Bolsonaro representa facção das Forças Armadas que ganhou poder com a tortura

por Celso Rocha de Barros (*)

Jair Bolsonaro não representa o regime de 64. Representa sua dissidência extremista, que revoltou-se contra a abertura de Geisel. O ídolo de Bolsonaro não é o moderado Castelo Branco, que provavelmente gostaria mesmo de ter restaurado a democracia. Não é o Geisel, que matou gente, mas deu início à restauração. Não é nem, vejam só, o Médici.

O ídolo de Bolsonaro, o autor de seu livro de cabeceira (segundo ele mesmo disse no Roda Viva), a entidade a quem Bolsonaro consagrou o impeachment, é o torturador Brilhante Ustra. Com um santo protetor desses, não impressiona que Temer tenha dado o azar de receber o Joesley.

O culto a Ustra é lepra moral, mas não é só isso: é uma reivindicação de linhagem. Na convenção do PSL, Eduardo Bolsonaro comparou Ustra a Janaina Paschoal, possível candidata a vice na chapa de seu pai.

Janaina se disse chocada com a comparação, e ultra-bolsonaristas como Olavo de Carvalho pediram sua cabeça. O vice foi Mourão, que tem Ustra entre seus heróis. O discurso de Eduardo Bolsonaro foi um teste de lealdade.

Bolsonaro representa, enfim, a facção das Forças Armadas que ganhou poder quando a tortura se tornou parte importante do regime. Bolsonaro é o porão.

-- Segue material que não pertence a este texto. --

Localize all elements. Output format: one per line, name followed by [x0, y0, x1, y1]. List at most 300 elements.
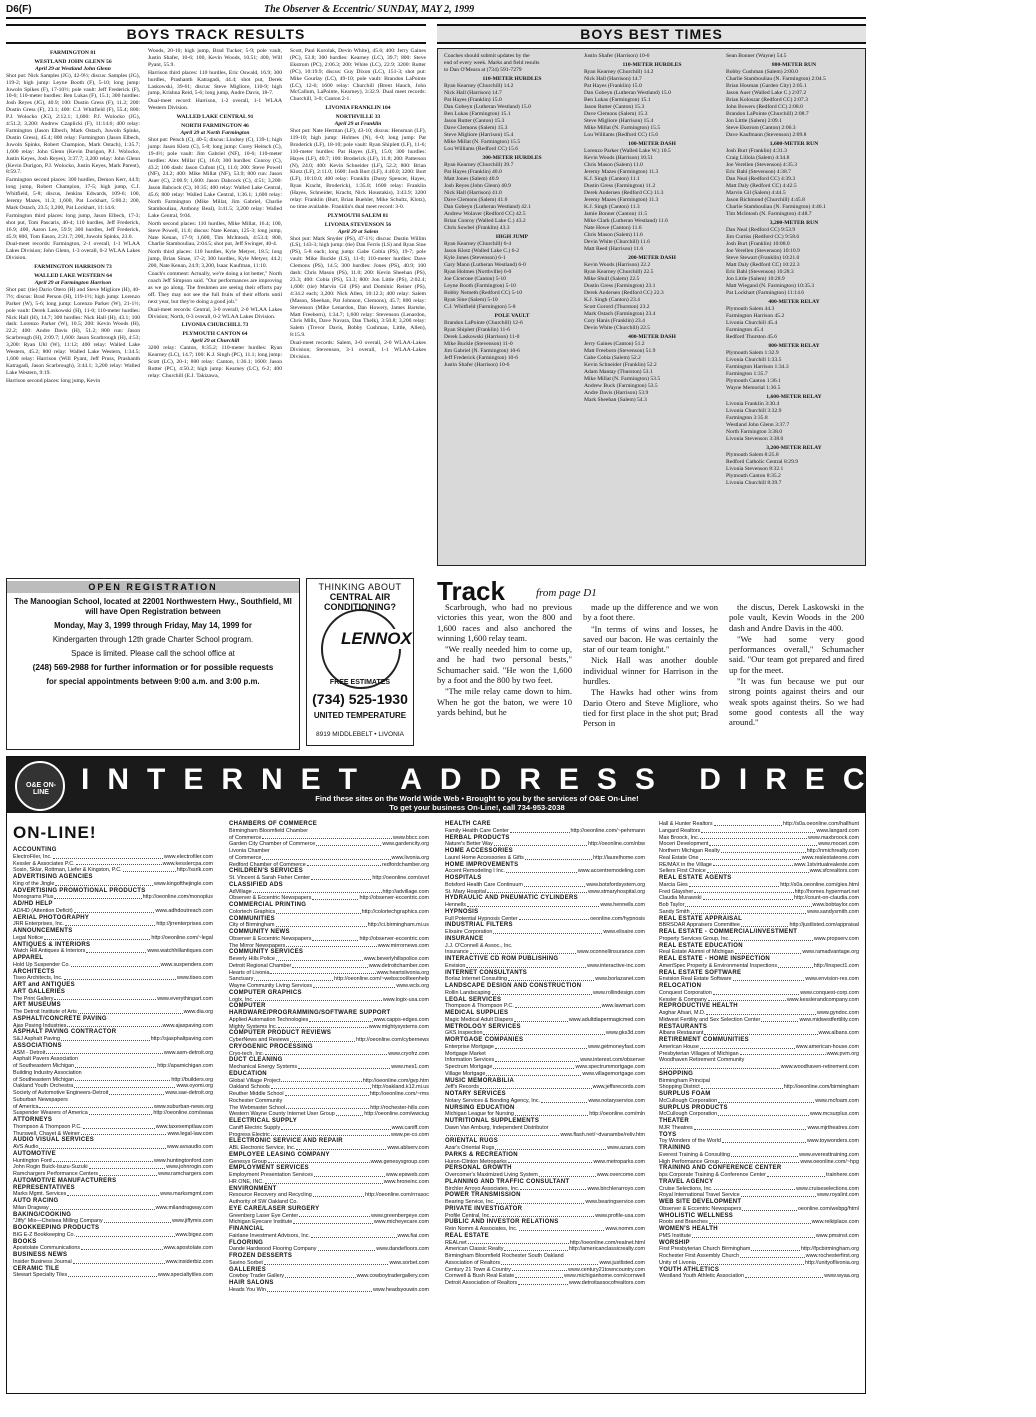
directory-entry[interactable] — [659, 1057, 859, 1064]
entry-url-link[interactable]: www.mjrtheatres.com — [807, 1124, 859, 1131]
entry-url-link[interactable]: www.dandefloors.com — [376, 1246, 429, 1253]
entry-url-link[interactable]: www.1stvirtualrealeste.com — [793, 861, 859, 868]
entry-url-link[interactable]: www.langard.com — [816, 827, 859, 834]
entry-url-link[interactable]: http://ssrlk.com — [176, 867, 213, 874]
entry-url-link[interactable]: http://oeonline.com/rrrasoc — [365, 1192, 429, 1199]
entry-url-link[interactable]: www.oconnellinsurance.com — [576, 949, 645, 956]
directory-entry[interactable] — [229, 835, 429, 842]
directory-entry[interactable] — [229, 1024, 429, 1031]
directory-entry[interactable] — [13, 1070, 213, 1077]
directory-entry[interactable] — [229, 1051, 429, 1058]
directory-entry[interactable] — [229, 875, 429, 882]
directory-entry[interactable] — [445, 949, 645, 956]
entry-url-link[interactable]: www.rollindesign.com — [593, 989, 645, 996]
directory-entry[interactable] — [13, 1009, 213, 1016]
entry-url-link[interactable]: http://observer-eccentric.com — [359, 895, 429, 902]
directory-entry[interactable] — [659, 1051, 859, 1058]
directory-entry[interactable] — [229, 1233, 429, 1240]
directory-entry[interactable] — [659, 936, 859, 943]
entry-url-link[interactable]: www.avsaudio.com — [166, 1144, 213, 1150]
directory-entry[interactable] — [13, 921, 213, 928]
directory-entry[interactable] — [13, 1050, 213, 1057]
entry-url-link[interactable]: http://oeonline.com/nbw — [588, 841, 645, 848]
directory-entry[interactable] — [229, 1105, 429, 1112]
directory-entry[interactable] — [13, 1272, 213, 1279]
entry-url-link[interactable]: www.kesslerandcompany.com — [786, 996, 859, 1003]
directory-entry[interactable] — [13, 1259, 213, 1266]
entry-url-link[interactable]: http://oeonline.com/mln — [589, 1111, 645, 1118]
directory-entry[interactable] — [229, 1287, 429, 1294]
directory-entry[interactable] — [659, 922, 859, 929]
directory-entry[interactable] — [659, 909, 859, 916]
directory-entry[interactable] — [445, 1044, 645, 1051]
entry-url-link[interactable]: www.mcfoam.com — [815, 1097, 859, 1104]
directory-entry[interactable] — [445, 1172, 645, 1179]
directory-entry[interactable] — [445, 868, 645, 875]
directory-entry[interactable] — [659, 1172, 859, 1179]
entry-url-link[interactable]: www.fiai.com — [397, 1232, 429, 1239]
entry-url-link[interactable]: www.bigez.com — [175, 1231, 213, 1238]
entry-url-link[interactable]: www.gks3d.com — [606, 1030, 645, 1037]
entry-url-link[interactable]: www.huntingtonford.com — [153, 1157, 213, 1164]
directory-entry[interactable] — [229, 1037, 429, 1044]
directory-entry[interactable] — [229, 1064, 429, 1071]
entry-url-link[interactable]: www.interactive-inc.com — [587, 962, 645, 969]
entry-url-link[interactable]: www.spectrummortgage.com — [575, 1064, 645, 1070]
entry-url-link[interactable]: www.epsweb.com — [385, 1172, 429, 1178]
entry-url-link[interactable]: www.kesslercpa.com — [162, 860, 213, 867]
entry-url-link[interactable]: www.flash.net/~dvanambe/reliv.htm — [560, 1131, 645, 1138]
entry-url-link[interactable]: http://oeonline.com/birmingham — [783, 1084, 859, 1091]
directory-entry[interactable] — [13, 996, 213, 1003]
entry-url-link[interactable]: www.micheyecare.com — [373, 1219, 429, 1226]
entry-url-link[interactable]: www.milandragway.com — [155, 1204, 213, 1211]
directory-entry[interactable] — [13, 1036, 213, 1043]
entry-url-link[interactable]: www.wyaa.org — [824, 1273, 859, 1280]
directory-entry[interactable] — [445, 916, 645, 923]
entry-url-link[interactable]: www.notaryservice.com — [588, 1097, 645, 1104]
entry-url-link[interactable]: www.century21towncountry.com — [568, 1266, 645, 1273]
entry-url-link[interactable]: www.conquest-corp.com — [800, 989, 859, 996]
entry-url-link[interactable]: http://builders.org — [171, 1076, 213, 1083]
entry-url-link[interactable]: www.accentremodeling.com — [577, 868, 645, 875]
entry-url-link[interactable]: http://advillage.com — [382, 888, 429, 895]
entry-url-link[interactable]: www.michiganhome.com/cornwell — [564, 1273, 645, 1280]
entry-url-link[interactable]: www.albans.com — [818, 1030, 859, 1037]
directory-entry[interactable] — [659, 1192, 859, 1199]
entry-url-link[interactable]: redfordchamber.org — [381, 861, 429, 868]
entry-url-link[interactable]: www.marksmgmt.com — [160, 1191, 213, 1198]
directory-entry[interactable] — [445, 1226, 645, 1233]
entry-url-link[interactable]: www.botsfordsystem.org — [586, 881, 645, 888]
directory-entry[interactable] — [229, 997, 429, 1004]
entry-url-link[interactable]: www.johnrogin.com — [166, 1164, 213, 1171]
directory-entry[interactable] — [445, 1051, 645, 1058]
entry-url-link[interactable]: www.sfcrealtors.com — [809, 868, 859, 875]
entry-url-link[interactable]: www.cryofrz.com — [388, 1050, 429, 1057]
directory-entry[interactable] — [445, 1057, 645, 1064]
directory-entry[interactable] — [229, 936, 429, 943]
entry-url-link[interactable]: www.villagemortgage.com — [582, 1070, 645, 1077]
directory-entry[interactable] — [13, 1158, 213, 1165]
entry-url-link[interactable]: www.midwestfertility.com — [799, 1016, 859, 1023]
directory-entry[interactable] — [659, 1010, 859, 1017]
entry-url-link[interactable]: www.american-house.com — [795, 1043, 859, 1050]
entry-url-link[interactable]: www.borlazanet.com — [595, 976, 645, 983]
directory-entry[interactable] — [229, 855, 429, 862]
directory-entry[interactable] — [445, 1240, 645, 1247]
entry-url-link[interactable]: www.beverlyhillspolice.com — [363, 956, 429, 962]
directory-entry[interactable] — [229, 1078, 429, 1085]
directory-entry[interactable] — [659, 997, 859, 1004]
directory-entry[interactable] — [659, 828, 859, 835]
directory-entry[interactable] — [13, 1110, 213, 1117]
entry-url-link[interactable]: www.watchhillantiques.com — [147, 948, 213, 955]
entry-url-link[interactable]: http://oeonline.com/realnet.html — [569, 1239, 645, 1246]
entry-url-link[interactable]: www.logix-usa.com — [382, 996, 429, 1003]
entry-url-link[interactable]: www.oyomi.org — [176, 1083, 213, 1090]
directory-entry[interactable] — [659, 1125, 859, 1132]
entry-url-link[interactable]: www.azars.com — [607, 1145, 645, 1151]
directory-entry[interactable] — [229, 909, 429, 916]
entry-url-link[interactable]: www.justlisted.com — [599, 1259, 645, 1266]
entry-url-link[interactable]: www.interest.com/observer — [580, 1057, 645, 1064]
directory-entry[interactable] — [659, 1030, 859, 1037]
directory-entry[interactable] — [13, 1218, 213, 1225]
directory-entry[interactable] — [659, 862, 859, 869]
directory-entry[interactable] — [229, 922, 429, 929]
directory-entry[interactable] — [13, 1056, 213, 1063]
entry-url-link[interactable]: www.bobtaylor.com — [812, 902, 859, 908]
entry-url-link[interactable]: www.royalint.com — [817, 1192, 859, 1199]
entry-url-link[interactable]: www.dia.org — [183, 1009, 213, 1015]
directory-entry[interactable] — [659, 868, 859, 875]
entry-url-link[interactable]: www.specialtytiles.com — [157, 1272, 213, 1279]
directory-entry[interactable] — [229, 1213, 429, 1220]
entry-url-link[interactable]: www.tiseo.com — [177, 975, 213, 982]
directory-entry[interactable] — [445, 929, 645, 936]
directory-entry[interactable] — [659, 949, 859, 956]
entry-url-link[interactable]: www.taxexemptlaw.com — [155, 1123, 213, 1130]
directory-entry[interactable] — [445, 1071, 645, 1078]
entry-url-link[interactable]: http://s0a.oeonline.com/hallhunt — [782, 821, 859, 827]
entry-url-link[interactable]: http://sjasphaltpaving.com — [150, 1036, 213, 1042]
directory-entry[interactable] — [659, 976, 859, 983]
directory-entry[interactable] — [445, 855, 645, 862]
entry-url-link[interactable]: http://americanclassicrealty.com — [568, 1246, 645, 1253]
entry-url-link[interactable]: www.everesttraining.com — [799, 1151, 859, 1158]
directory-entry[interactable] — [13, 1205, 213, 1212]
entry-url-link[interactable]: http://inspect1.com — [813, 962, 859, 969]
directory-entry[interactable] — [13, 1063, 213, 1070]
directory-entry[interactable] — [229, 1273, 429, 1280]
entry-url-link[interactable]: www.getmoneyfast.com — [588, 1043, 645, 1050]
entry-url-link[interactable]: www.cowboytradergallery.com — [356, 1273, 429, 1280]
entry-url-link[interactable]: http://ci.birmingham.mi.us — [367, 922, 429, 929]
entry-url-link[interactable]: www.oeonline.com/~hpg — [800, 1158, 859, 1165]
entry-url-link[interactable]: www.apostolate.com — [163, 1245, 213, 1252]
directory-entry[interactable] — [445, 963, 645, 970]
entry-url-link[interactable]: www.jeffsrecords.com — [592, 1084, 645, 1091]
directory-entry[interactable] — [229, 1132, 429, 1139]
directory-entry[interactable] — [229, 1125, 429, 1132]
entry-url-link[interactable]: http://fpcbirmingham.org — [800, 1246, 859, 1253]
directory-entry[interactable] — [659, 1260, 859, 1267]
directory-entry[interactable] — [659, 1246, 859, 1253]
directory-entry[interactable] — [229, 1145, 429, 1152]
directory-entry[interactable] — [229, 1199, 429, 1206]
directory-entry[interactable] — [229, 956, 429, 963]
entry-url-link[interactable]: www.overcome.com — [596, 1172, 645, 1178]
directory-entry[interactable] — [659, 1253, 859, 1260]
entry-url-link[interactable]: http://nmichrealty.com — [806, 848, 859, 854]
directory-entry[interactable] — [13, 881, 213, 888]
entry-url-link[interactable]: http://s0a.oeonline.com/gies.html — [780, 881, 859, 888]
entry-url-link[interactable]: www.legal-law.com — [167, 1130, 213, 1137]
entry-url-link[interactable]: www.nomm.com — [605, 1226, 645, 1232]
entry-url-link[interactable]: http://jrrenterprises.com — [156, 921, 213, 928]
directory-entry[interactable] — [445, 1064, 645, 1071]
entry-url-link[interactable]: www.adhdoutreach.com — [155, 907, 213, 914]
entry-url-link[interactable]: http://homes.hypermart.net — [794, 888, 859, 895]
directory-entry[interactable] — [13, 1245, 213, 1252]
directory-entry[interactable] — [445, 943, 645, 950]
entry-url-link[interactable]: www.livonia.org — [391, 854, 429, 861]
entry-url-link[interactable]: http://apamichigan.com — [157, 1063, 213, 1069]
directory-entry[interactable] — [13, 1131, 213, 1138]
directory-entry[interactable] — [659, 1111, 859, 1118]
directory-entry[interactable] — [445, 1280, 645, 1287]
entry-url-link[interactable]: www.capps-edges.com — [373, 1016, 429, 1023]
directory-entry[interactable] — [659, 895, 859, 902]
entry-url-link[interactable]: www.heartslivonia.org — [376, 969, 429, 976]
entry-url-link[interactable]: www.greenbergeye.com — [371, 1212, 429, 1219]
directory-entry[interactable] — [445, 1273, 645, 1280]
directory-entry[interactable] — [445, 902, 645, 909]
directory-entry[interactable] — [659, 1084, 859, 1091]
entry-url-link[interactable]: http://oeonline.com/swaa — [153, 1110, 213, 1117]
entry-url-link[interactable]: www.suspenders.com — [160, 961, 213, 968]
directory-entry[interactable] — [229, 841, 429, 848]
entry-url-link[interactable]: www.genesysgroup.com — [370, 1158, 429, 1165]
directory-entry[interactable] — [13, 1077, 213, 1084]
entry-url-link[interactable]: www.sorbet.com — [389, 1259, 429, 1266]
entry-url-link[interactable]: www.toywonders.com — [806, 1138, 859, 1145]
entry-url-link[interactable]: www.headsyouwin.com — [372, 1286, 429, 1293]
directory-entry[interactable] — [13, 1232, 213, 1239]
directory-entry[interactable] — [445, 1084, 645, 1091]
directory-entry[interactable] — [445, 1003, 645, 1010]
directory-entry[interactable] — [659, 1206, 859, 1213]
directory-entry[interactable] — [13, 1023, 213, 1030]
directory-entry[interactable] — [445, 841, 645, 848]
directory-entry[interactable] — [659, 1138, 859, 1145]
entry-url-link[interactable]: www.adultdiapermagicmed.com — [568, 1016, 645, 1023]
entry-url-link[interactable]: trainhere.com — [826, 1172, 859, 1178]
directory-entry[interactable] — [659, 1017, 859, 1024]
entry-url-link[interactable]: oeonline.com/hypnosis — [590, 915, 645, 922]
directory-entry[interactable] — [659, 990, 859, 997]
directory-entry[interactable] — [445, 1253, 645, 1260]
entry-url-link[interactable]: www.sandysmith.com — [807, 908, 859, 915]
entry-url-link[interactable]: www.detroitchamber.com — [368, 962, 429, 969]
entry-url-link[interactable]: www.suburban-news.org — [153, 1103, 213, 1110]
entry-url-link[interactable]: www.stmaryhospital.org — [588, 888, 645, 895]
entry-url-link[interactable]: www.mirrornews.com — [377, 942, 429, 949]
directory-entry[interactable] — [445, 1145, 645, 1152]
directory-entry[interactable] — [13, 1171, 213, 1178]
entry-url-link[interactable]: www.jiffymix.com — [172, 1218, 213, 1225]
directory-entry[interactable] — [659, 882, 859, 889]
directory-entry[interactable] — [229, 1260, 429, 1267]
directory-entry[interactable] — [229, 828, 429, 835]
directory-entry[interactable] — [445, 1246, 645, 1253]
directory-entry[interactable] — [445, 976, 645, 983]
directory-entry[interactable] — [659, 1186, 859, 1193]
entry-url-link[interactable]: http://observer-eccentric.com — [359, 935, 429, 942]
directory-entry[interactable] — [445, 1017, 645, 1024]
directory-entry[interactable] — [659, 1273, 859, 1280]
directory-entry[interactable] — [445, 1111, 645, 1118]
directory-entry[interactable] — [229, 1172, 429, 1179]
directory-entry[interactable] — [229, 1098, 429, 1105]
entry-url-link[interactable]: www.kingofthejingle.com — [153, 880, 213, 887]
entry-url-link[interactable]: http://justlisted.com/appraisal — [789, 922, 859, 929]
directory-entry[interactable] — [13, 861, 213, 868]
entry-url-link[interactable]: www.insiderbiz.com — [165, 1258, 213, 1265]
entry-url-link[interactable]: www.maxbroock.com — [808, 834, 859, 841]
entry-url-link[interactable]: www.gyndoc.com — [817, 1010, 859, 1016]
entry-url-link[interactable]: www.sae-detroit.org — [165, 1090, 213, 1096]
directory-entry[interactable] — [13, 935, 213, 942]
directory-entry[interactable] — [13, 948, 213, 955]
entry-url-link[interactable]: www.metroparks.com — [593, 1158, 645, 1165]
entry-url-link[interactable]: www.ajaxpaving.com — [162, 1022, 213, 1029]
directory-entry[interactable] — [229, 983, 429, 990]
directory-entry[interactable] — [13, 867, 213, 874]
directory-entry[interactable] — [659, 1098, 859, 1105]
directory-entry[interactable] — [445, 889, 645, 896]
directory-entry[interactable] — [13, 1191, 213, 1198]
directory-entry[interactable] — [229, 848, 429, 855]
entry-url-link[interactable]: www.realestateone.com — [801, 854, 859, 861]
entry-url-link[interactable]: http://oeonline.com/svsf — [372, 875, 429, 881]
directory-entry[interactable] — [229, 1159, 429, 1166]
directory-entry[interactable] — [229, 862, 429, 869]
entry-url-link[interactable]: www.bearingservice.com — [585, 1199, 645, 1205]
directory-entry[interactable] — [229, 1091, 429, 1098]
directory-entry[interactable] — [659, 821, 859, 828]
entry-url-link[interactable]: www.rochesterfirst.org — [805, 1253, 859, 1259]
directory-entry[interactable] — [229, 895, 429, 902]
directory-entry[interactable] — [659, 889, 859, 896]
directory-entry[interactable] — [659, 1064, 859, 1071]
directory-entry[interactable] — [659, 855, 859, 862]
entry-url-link[interactable]: www.mightysystems.com — [368, 1023, 429, 1030]
directory-entry[interactable] — [229, 1179, 429, 1186]
entry-url-link[interactable]: www.woodhaven-retirement.com — [780, 1064, 859, 1070]
directory-entry[interactable] — [13, 1097, 213, 1104]
directory-entry[interactable] — [13, 894, 213, 901]
entry-url-link[interactable]: http://unityoflivonia.org — [805, 1259, 859, 1266]
entry-url-link[interactable]: www.mcsurplus.com — [809, 1111, 859, 1118]
directory-entry[interactable] — [13, 1124, 213, 1131]
entry-url-link[interactable]: www.pe-co.com — [390, 1131, 429, 1138]
directory-entry[interactable] — [229, 976, 429, 983]
directory-entry[interactable] — [659, 902, 859, 909]
directory-entry[interactable] — [445, 828, 645, 835]
directory-entry[interactable] — [13, 854, 213, 861]
directory-entry[interactable] — [445, 1098, 645, 1105]
directory-entry[interactable] — [229, 1219, 429, 1226]
directory-entry[interactable] — [445, 1260, 645, 1267]
directory-entry[interactable] — [13, 1090, 213, 1097]
entry-url-link[interactable]: http://oakland.k12.mi.us — [372, 1084, 429, 1091]
directory-entry[interactable] — [229, 1192, 429, 1199]
directory-entry[interactable] — [229, 889, 429, 896]
entry-url-link[interactable]: www.gardencity.org — [382, 841, 429, 848]
entry-url-link[interactable]: www.electrofiler.com — [163, 853, 213, 860]
entry-url-link[interactable]: http://oeonline.com/~webscool/teenhelp — [334, 976, 429, 983]
entry-url-link[interactable]: www.hroneinc.com — [383, 1178, 429, 1185]
entry-url-link[interactable]: www.ramchargers.com — [158, 1171, 213, 1177]
directory-entry[interactable] — [659, 1152, 859, 1159]
directory-entry[interactable] — [445, 1125, 645, 1132]
directory-entry[interactable] — [659, 1159, 859, 1166]
directory-entry[interactable] — [13, 975, 213, 982]
entry-url-link[interactable]: http://oeonline.com/~legal — [151, 934, 213, 941]
entry-url-link[interactable]: www.envision-res.com — [805, 976, 859, 983]
directory-entry[interactable] — [659, 848, 859, 855]
directory-entry[interactable] — [659, 835, 859, 842]
entry-url-link[interactable]: www.birchlerarroyo.com — [587, 1185, 645, 1192]
entry-url-link[interactable]: www.pmsinst.com — [815, 1232, 859, 1239]
directory-entry[interactable] — [13, 1144, 213, 1151]
entry-url-link[interactable]: http://oeonline.com/gvp.htm — [362, 1077, 429, 1084]
entry-url-link[interactable]: www.propserv.com — [813, 935, 859, 942]
entry-url-link[interactable]: http://oeonline.com/~rms — [369, 1091, 429, 1097]
entry-url-link[interactable]: www.bbcc.com — [393, 834, 429, 841]
directory-entry[interactable] — [13, 1083, 213, 1090]
entry-url-link[interactable]: www.wcls.org — [396, 983, 429, 989]
entry-url-link[interactable]: www.cruiseselections.com — [796, 1185, 859, 1192]
entry-url-link[interactable]: www.everythingart.com — [157, 995, 213, 1002]
directory-entry[interactable] — [229, 1084, 429, 1091]
entry-url-link[interactable]: www.moceri.com — [818, 841, 859, 848]
directory-entry[interactable] — [445, 1267, 645, 1274]
entry-url-link[interactable]: www.asm-detroit.org — [163, 1049, 213, 1056]
directory-entry[interactable] — [659, 1219, 859, 1226]
entry-url-link[interactable]: http://colortechgraphics.com — [361, 908, 429, 915]
entry-url-link[interactable]: http://rochester-hills.com — [370, 1104, 429, 1111]
entry-url-link[interactable]: http://oeonline.com/monoplus — [142, 894, 213, 901]
directory-entry[interactable] — [659, 1044, 859, 1051]
entry-url-link[interactable]: http://laurelhome.com — [593, 854, 645, 861]
entry-url-link[interactable]: www.ablserv.com — [387, 1145, 429, 1151]
directory-entry[interactable] — [229, 1246, 429, 1253]
directory-entry[interactable] — [659, 1078, 859, 1085]
entry-url-link[interactable]: www.hennells.com — [600, 902, 645, 908]
entry-url-link[interactable]: www.mes1.com — [391, 1064, 429, 1070]
directory-entry[interactable] — [445, 1030, 645, 1037]
entry-url-link[interactable]: www.pvm.org — [826, 1050, 859, 1057]
directory-entry[interactable] — [445, 1199, 645, 1206]
directory-entry[interactable] — [445, 882, 645, 889]
directory-entry[interactable] — [659, 1233, 859, 1240]
directory-entry[interactable] — [445, 1132, 645, 1139]
directory-entry[interactable] — [229, 963, 429, 970]
directory-entry[interactable] — [13, 908, 213, 915]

Leiam o Gaspari: os militares e policiais que controlavam do porão logo se tornaram bandidos comuns, que os generais temiam que instaurassem a baderna na hierarquia. Aproveitaram-se do direito de atuar à margem da lei para ganhar dinheiro. Um célebre torturador se tornou um dos chefes do jogo do bicho no Rio de Janeiro. Outros se envolveram com esquadrões da morte, aquela turma que cobra dez para matar bandido e vinte para matar seu cunhado e mentir que ele era bandido.

Essa turma não queria voltar a ser guarda da esquina, não queria voltar a ser só capitão de Exército. Compraram briga contra a abertura de Geisel. Perderam. Ainda houve, entretanto, tempo de Geisel reconhecer o velho inimigo de cara nova: em entrevista ao CPDOC [Centro de Pesquisa e Documentação de História Contemporânea da FGV], disse que Bolsonaro era um “mau militar”.

Bolsonaro não é o anti-Lula. Bolsonaro é o anti-Geisel.

Como combater o porão? Aprendendo com quem de fato já o venceu.

No segundo turno de 1989, Ulysses Guimarães deixou claro que apoiaria Lula se recebesse um telefonema dos petistas. O telefonema não veio. Lula até hoje se arrepende disso, e afirma que foi um dos maiores erros de sua vida. Foi mesmo. Só por essa, Lula já mereceu perder.

Lembrem-se: Ulysses era muito mais conservador do que a turma que hoje posa de “centro” no Brasil. Lula em 1989 era muito, mas muito mais radical do que Haddad jamais será. Collor era uma ameaça incomparavelmente menor do que Bolsonaro à democracia.

Mas Ulysses tinha os instintos morais certos, e sabia do que devia sentir ódio e nojo. Ulysses não era um idealista ingênuo. Se Lula vencesse, Ulysses jogaria para moderá-lo, e jogaria pesado.

Era uma raposa como poucas, não um desses Cunhazinhos one-hit wonders que só fazem sucesso por um ano. Jogaria contra o radicalismo petista com Congresso, mídia, Judiciário, o que mais estivesse à mão.

Mas na hora em que foi preciso, Ulysses apoiou Lula. Não fugia de guerra. Desse, o porão tinha medo.

Esse, sim, é mito.

(*) Celso Rocha de Barros é servidor federal, doutor em sociologia pela Universidade de Oxford, Inglaterra. Artigo publicado originalmente na Folha de S. Paulo, 22/10/18.